Whenever I present a seminar to an audience of beginners, or write a blog post directed to people who do not yet know much about options, it's always important to warn these option rookies that they mustn't believe everything they hear. For one, options receive plenty of negative publicity and too many financial professionals consider the use of options to be gambling.
These stockbrokers steered their customers away from using options by propagating a myth. And if that's not enough, they also tell clients that options are too difficult for the average investor to understand. Such brokers did their clients a great disservice.
There's much hype – all over the Internet. As a result these investors must be careful to avoid the scams. Some companies (or individuals) charge big bucks for introductory options lessons, when equivalent information is available at little, or no cost. There are decent folks selling instruction, but it's not so easy to find them among the unethical.
Then there's the group that wants to teach you how to earn 5 to 10% per month – every month, with no losses. Plenty of people fall for that, although common sense would tell you that these are unrealistic returns (One dollar becomes one million dollars in just over 12 years when compounded at 10% per month – ignoring taxes).

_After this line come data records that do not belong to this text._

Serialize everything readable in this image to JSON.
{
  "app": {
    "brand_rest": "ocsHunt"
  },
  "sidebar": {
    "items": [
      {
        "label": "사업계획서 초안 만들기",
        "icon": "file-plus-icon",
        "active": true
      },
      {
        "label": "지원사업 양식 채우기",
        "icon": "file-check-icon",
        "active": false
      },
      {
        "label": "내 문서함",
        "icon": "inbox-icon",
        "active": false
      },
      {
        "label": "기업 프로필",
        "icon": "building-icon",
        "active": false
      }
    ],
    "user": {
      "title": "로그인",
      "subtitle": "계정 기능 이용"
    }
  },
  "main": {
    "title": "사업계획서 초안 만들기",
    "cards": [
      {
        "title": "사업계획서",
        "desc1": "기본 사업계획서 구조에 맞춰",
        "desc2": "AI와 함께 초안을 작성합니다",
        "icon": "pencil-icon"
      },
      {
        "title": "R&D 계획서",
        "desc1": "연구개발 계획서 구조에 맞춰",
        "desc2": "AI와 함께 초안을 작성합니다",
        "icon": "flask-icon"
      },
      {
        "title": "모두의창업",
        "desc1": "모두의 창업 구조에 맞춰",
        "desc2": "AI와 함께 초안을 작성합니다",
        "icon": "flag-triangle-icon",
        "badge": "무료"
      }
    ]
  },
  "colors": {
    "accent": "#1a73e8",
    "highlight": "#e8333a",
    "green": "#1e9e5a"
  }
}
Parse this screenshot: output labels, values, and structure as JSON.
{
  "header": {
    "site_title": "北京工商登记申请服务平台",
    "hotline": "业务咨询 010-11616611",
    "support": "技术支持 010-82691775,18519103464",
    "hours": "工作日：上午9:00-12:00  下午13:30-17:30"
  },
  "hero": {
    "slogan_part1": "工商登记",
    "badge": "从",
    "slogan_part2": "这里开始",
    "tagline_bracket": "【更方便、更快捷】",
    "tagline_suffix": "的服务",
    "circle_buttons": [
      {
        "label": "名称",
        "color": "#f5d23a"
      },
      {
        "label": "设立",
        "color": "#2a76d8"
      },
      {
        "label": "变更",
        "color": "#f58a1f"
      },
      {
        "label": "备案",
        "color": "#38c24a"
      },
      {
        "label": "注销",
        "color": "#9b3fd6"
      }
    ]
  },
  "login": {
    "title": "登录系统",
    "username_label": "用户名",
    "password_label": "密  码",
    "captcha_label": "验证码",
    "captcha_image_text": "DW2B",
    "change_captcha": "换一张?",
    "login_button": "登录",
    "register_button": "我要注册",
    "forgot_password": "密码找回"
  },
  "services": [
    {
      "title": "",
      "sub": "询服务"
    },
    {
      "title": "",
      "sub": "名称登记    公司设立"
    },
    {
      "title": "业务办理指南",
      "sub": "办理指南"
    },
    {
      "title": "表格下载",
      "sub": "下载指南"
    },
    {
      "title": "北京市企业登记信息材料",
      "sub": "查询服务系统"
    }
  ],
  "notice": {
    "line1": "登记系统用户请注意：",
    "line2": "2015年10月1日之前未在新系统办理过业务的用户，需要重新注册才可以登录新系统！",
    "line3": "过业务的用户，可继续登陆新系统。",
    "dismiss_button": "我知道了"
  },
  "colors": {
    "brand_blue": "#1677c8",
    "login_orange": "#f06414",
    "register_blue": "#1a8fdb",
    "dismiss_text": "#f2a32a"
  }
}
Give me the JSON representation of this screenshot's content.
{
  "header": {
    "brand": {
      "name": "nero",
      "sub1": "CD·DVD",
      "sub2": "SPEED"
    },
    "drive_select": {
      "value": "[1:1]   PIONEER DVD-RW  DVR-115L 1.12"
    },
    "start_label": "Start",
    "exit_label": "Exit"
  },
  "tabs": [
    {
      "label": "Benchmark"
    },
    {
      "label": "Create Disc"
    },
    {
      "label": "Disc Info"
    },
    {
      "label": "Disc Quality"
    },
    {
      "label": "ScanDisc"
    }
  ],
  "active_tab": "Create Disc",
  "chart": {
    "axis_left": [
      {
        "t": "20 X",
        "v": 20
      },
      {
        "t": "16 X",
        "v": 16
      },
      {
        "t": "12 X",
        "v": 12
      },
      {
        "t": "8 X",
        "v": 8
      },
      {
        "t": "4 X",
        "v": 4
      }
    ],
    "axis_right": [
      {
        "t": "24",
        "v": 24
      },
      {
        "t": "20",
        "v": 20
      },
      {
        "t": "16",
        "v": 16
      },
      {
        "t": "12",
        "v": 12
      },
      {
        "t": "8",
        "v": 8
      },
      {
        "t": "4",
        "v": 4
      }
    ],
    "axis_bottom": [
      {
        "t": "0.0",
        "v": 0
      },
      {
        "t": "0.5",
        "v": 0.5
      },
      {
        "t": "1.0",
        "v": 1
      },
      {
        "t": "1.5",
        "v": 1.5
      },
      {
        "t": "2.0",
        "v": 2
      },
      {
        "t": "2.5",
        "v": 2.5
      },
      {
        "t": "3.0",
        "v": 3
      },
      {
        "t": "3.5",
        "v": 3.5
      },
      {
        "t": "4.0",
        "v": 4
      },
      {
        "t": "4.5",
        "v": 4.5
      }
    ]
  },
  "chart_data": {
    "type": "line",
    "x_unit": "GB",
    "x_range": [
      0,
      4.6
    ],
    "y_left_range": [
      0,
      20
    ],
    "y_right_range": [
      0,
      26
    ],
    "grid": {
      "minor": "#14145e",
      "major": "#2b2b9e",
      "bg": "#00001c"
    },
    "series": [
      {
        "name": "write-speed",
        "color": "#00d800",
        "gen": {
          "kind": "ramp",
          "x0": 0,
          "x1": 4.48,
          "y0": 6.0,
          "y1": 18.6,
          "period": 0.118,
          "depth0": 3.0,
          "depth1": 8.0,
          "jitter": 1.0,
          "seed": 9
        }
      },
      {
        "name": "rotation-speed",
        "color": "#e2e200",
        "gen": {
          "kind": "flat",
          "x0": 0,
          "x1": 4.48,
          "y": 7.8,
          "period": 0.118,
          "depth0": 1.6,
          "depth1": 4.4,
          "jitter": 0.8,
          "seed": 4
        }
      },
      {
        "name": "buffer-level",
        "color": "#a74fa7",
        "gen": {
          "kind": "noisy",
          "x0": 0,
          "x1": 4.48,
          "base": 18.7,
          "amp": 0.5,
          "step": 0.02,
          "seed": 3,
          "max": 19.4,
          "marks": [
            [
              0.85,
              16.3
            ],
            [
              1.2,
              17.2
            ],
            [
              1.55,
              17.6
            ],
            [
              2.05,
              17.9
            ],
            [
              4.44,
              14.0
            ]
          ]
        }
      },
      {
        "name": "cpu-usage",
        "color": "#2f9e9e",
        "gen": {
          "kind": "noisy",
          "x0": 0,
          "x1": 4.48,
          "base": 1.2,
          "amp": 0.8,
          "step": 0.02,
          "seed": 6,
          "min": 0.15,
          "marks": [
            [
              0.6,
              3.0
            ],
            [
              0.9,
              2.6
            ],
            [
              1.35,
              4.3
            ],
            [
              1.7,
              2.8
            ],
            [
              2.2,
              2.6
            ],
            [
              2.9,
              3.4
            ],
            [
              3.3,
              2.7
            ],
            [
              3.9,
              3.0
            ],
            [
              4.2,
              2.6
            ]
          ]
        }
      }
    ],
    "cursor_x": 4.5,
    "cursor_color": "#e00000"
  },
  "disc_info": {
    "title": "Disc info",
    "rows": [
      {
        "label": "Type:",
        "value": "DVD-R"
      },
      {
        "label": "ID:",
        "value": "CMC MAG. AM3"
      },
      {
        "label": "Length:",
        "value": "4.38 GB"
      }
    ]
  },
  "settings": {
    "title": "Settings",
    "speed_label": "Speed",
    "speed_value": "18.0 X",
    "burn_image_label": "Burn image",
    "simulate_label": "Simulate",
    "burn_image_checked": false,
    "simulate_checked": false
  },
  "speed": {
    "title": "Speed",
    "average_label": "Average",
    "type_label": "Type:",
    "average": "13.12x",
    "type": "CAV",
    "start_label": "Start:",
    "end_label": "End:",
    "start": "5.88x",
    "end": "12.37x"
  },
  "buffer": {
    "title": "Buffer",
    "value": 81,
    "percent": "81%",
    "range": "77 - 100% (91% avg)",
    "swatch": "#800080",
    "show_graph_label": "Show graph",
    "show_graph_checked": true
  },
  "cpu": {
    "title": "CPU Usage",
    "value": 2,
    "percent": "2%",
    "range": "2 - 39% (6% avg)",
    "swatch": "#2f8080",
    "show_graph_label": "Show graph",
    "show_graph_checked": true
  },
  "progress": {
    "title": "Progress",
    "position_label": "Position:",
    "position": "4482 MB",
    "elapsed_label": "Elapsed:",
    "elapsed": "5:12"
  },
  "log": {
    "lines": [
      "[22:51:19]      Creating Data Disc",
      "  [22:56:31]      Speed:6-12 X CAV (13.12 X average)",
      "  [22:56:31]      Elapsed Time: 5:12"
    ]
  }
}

But too many novices pay for information first and only realize how foolish they were later. A good marketer knows how to grab attention, get people excited about unreasonable expectations, and smile as suckers willingly hand over their money.
I must mention that some people are honest. They provide audited trading results, give you the opportunity to verify that the results are audited, and make good money. It's okay to pay these folks for advice. The point is that it's difficult to single them out from the scammers.
Gambling vs. Trading
Many option rookies are attracted to options because of stories about people making millions – very quickly – by using options. Or sometimes the story is closer to home and they have a friend who bought some calls (or puts) and made $10 for each dollar invested. It's easy to get excited when you hear 'how easy it is' to make quick money with options.
People love to gamble. Lotteries sell the dream to people who cannot afford the cost of the tickets. I suggest that rookie option traders avoid gambling with options. But human nature leads many astray.
Is investing gambling?
Technically it can be considered gambling. If you buy stock, bonds, options etc. with the hope of selling later at a higher price, you are, in the technical sense, placing a bet. That is gambling.
What separates gamblers from investors is the idea that investors have opportunity to gather information on the company whose stock they are buying, or the 'background' on the options they are trading. Stock traders have fundamental reports on how the business is doing, or has done over the years. They also have price and volume charts which allows them to perform technical analysis.
Option traders can look at implied volatility to get an idea of whether the option is priced reasonably. They can also do the same fundamental or technical analysis on the underlying asset.
It's true that a bettor can get the horse's (or football team's) past history as well as that of the competition. There is a similarity.
The good news is that investors can learn from gamblers.
Regarding gambling and investing, Dr. Brett recently posted about how certain aspects of gambling can be intelligently applied to trading:
"When trading is compared to gambling,
the implication is generally negative: that traders are little more
than people who roll dice in hopes of a big payout.
There is another side to gambling, however, typified by the card
counter. The card counter, dealt a hand, is aware of the odds of
winning with those particular cards. The counter also follows which
cards have been dealt already, dynamically updating the odds…
Yesterday's market is like a set of cards dealt to us…
As this analogy makes clear, a major source of trading edge becomes the decision to not trade.
Just as a professional poker player will muck [fold] many hands when the odds
are unfavorable, giving up a small amount to preserve the opportunity
to bet large when circumstances are more favorable, the professional
trader does not need to trade. Rather, the trader bets when the odds of
winning are enhanced."
Keep in mind that Dr. Brett's advice is targeted to traders who hold positions for a very short time.
This specific advice still has appeal for traders who hold option positions for weeks or months. Too many traders feel the need to be 'all in' and are always invested. If that's part of your overall strategy, at least consider trading less size (fewer options) when conditions are not especially favorable for your chosen strategy, and perhaps increasing the size of your trade when conditions are more favorable.
The card counter makes a large increase in bet size when the odds are improved. You cannot do that – because conditions change so rapidly and you are invested for a longer time. But you can open slightly larger positions when you like the odds of success, and slightly smaller trades at other times.
Sitting on the sidelines, waiting for better opportunities, is a mandatory practice for day traders. It improves the odds when trading. Iron condor traders seldom have the patience to observe the markets with no positions. But decreasing trade size is one way to 'partially' observe the action with less at stake.
We may not be able to count the cards, but we can see situations that provide extra reason to be optimistic or pessimistic. There is no reason not to trade accordingly.